The PSR says, in pertinent part:
According to the offense report from the Hidalgo County Sheriff's Office, on June 23, 1993, the female victim, age 4, woke up her mother, Rosa Velasquez, and told her that the defendant was in her room and was putting his penis in her mouth. It is noted that the defendant is the victim's father, but did not reside in the residence with the child and mother. The mother immediately got up and confronted the defendant about the child's allegation, which he denied. She demanded that the defendant take her and the child to the hospital for a check-up. The defendant hesitated, but eventually agreed to take them to the hospital. At the hospital, the child admitted to such and that the same had also occurred 15 days prior. An officer questioned the defendant and observed that he was intoxicated. The defendant denied the allegation and stated that Ms. Velasquez was just being spiteful. The officer arrested the defendant for public intoxication after he noted that the defendant was having difficulty standing. Later at the police station, the defendant again denied the allegation, but stated that he would be willing to plead to a reduced charge because it would mean less time that he would have to serve. The officer asked the defendant why he would plead guilty if he denied the allegation. The defendant became upset and refused to answer further questions. The disposition of the public intoxication charge was undetermined.

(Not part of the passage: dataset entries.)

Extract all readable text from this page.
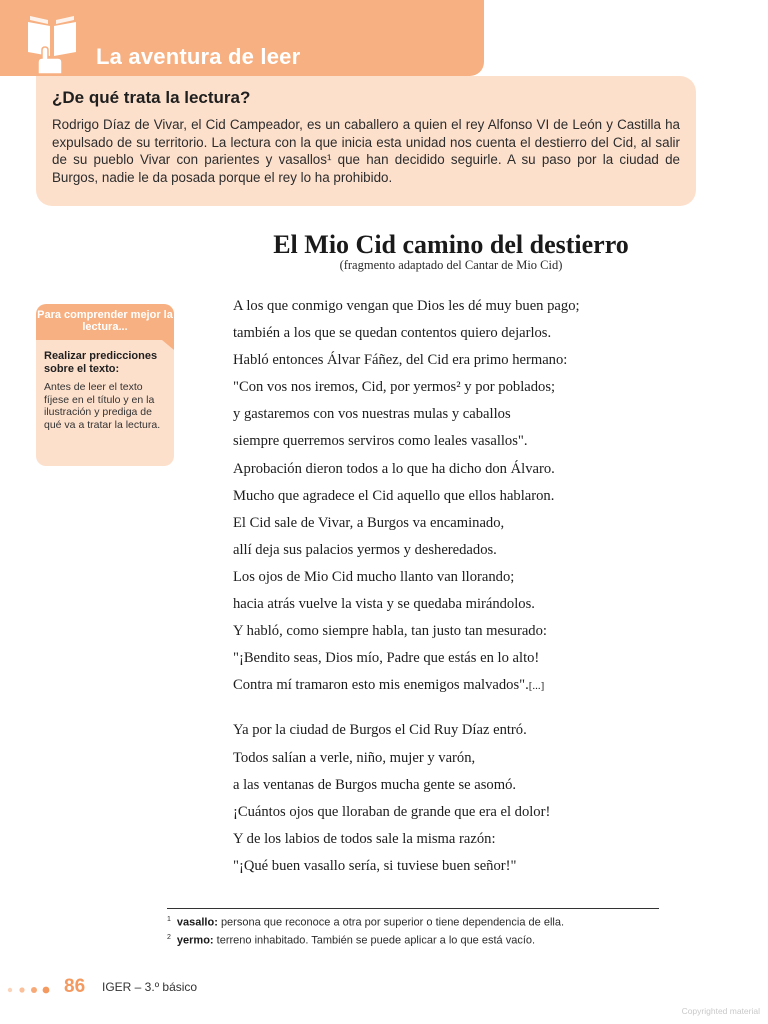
La aventura de leer

¿De qué trata la lectura?

Rodrigo Díaz de Vivar, el Cid Campeador, es un caballero a quien el rey Alfonso VI de León y Castilla ha expulsado de su territorio. La lectura con la que inicia esta unidad nos cuenta el destierro del Cid, al salir de su pueblo Vivar con parientes y vasallos¹ que han decidido seguirle. A su paso por la ciudad de Burgos, nadie le da posada porque el rey lo ha prohibido.

El Mio Cid camino del destierro
(fragmento adaptado del Cantar de Mio Cid)
Para comprender mejor la lectura...
Realizar predicciones sobre el texto:
Antes de leer el texto fíjese en el título y en la ilustración y prediga de qué va a tratar la lectura.
A los que conmigo vengan que Dios les dé muy buen pago;
también a los que se quedan contentos quiero dejarlos.
Habló entonces Álvar Fáñez, del Cid era primo hermano:
"Con vos nos iremos, Cid, por yermos² y por poblados;
y gastaremos con vos nuestras mulas y caballos
siempre querremos serviros como leales vasallos".
Aprobación dieron todos a lo que ha dicho don Álvaro.
Mucho que agradece el Cid aquello que ellos hablaron.
El Cid sale de Vivar, a Burgos va encaminado,
allí deja sus palacios yermos y desheredados.
Los ojos de Mio Cid mucho llanto van llorando;
hacia atrás vuelve la vista y se quedaba mirándolos.
Y habló, como siempre habla, tan justo tan mesurado:
"¡Bendito seas, Dios mío, Padre que estás en lo alto!
Contra mí tramaron esto mis enemigos malvados".[...]
Ya por la ciudad de Burgos el Cid Ruy Díaz entró.
Todos salían a verle, niño, mujer y varón,
a las ventanas de Burgos mucha gente se asomó.
¡Cuántos ojos que lloraban de grande que era el dolor!
Y de los labios de todos sale la misma razón:
"¡Qué buen vasallo sería, si tuviese buen señor!"
$^1$ vasallo: persona que reconoce a otra por superior o tiene dependencia de ella.
$^2$ yermo: terreno inhabitado. También se puede aplicar a lo que está vacío.
86 IGER – 3.º básico
Copyrighted material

On September 23, 1993, Ms. Velasquez submitted a case dismissal request citing that she did not want to traumatize her daughter further through continued questioning. Obviously, the charges were not dismissed, but the defendant was allowed to plead guilty to the lesser charge of sexual assault. The Indictment indicates that the defendant was originally charged with aggravated sexual assault, 1st degree felony.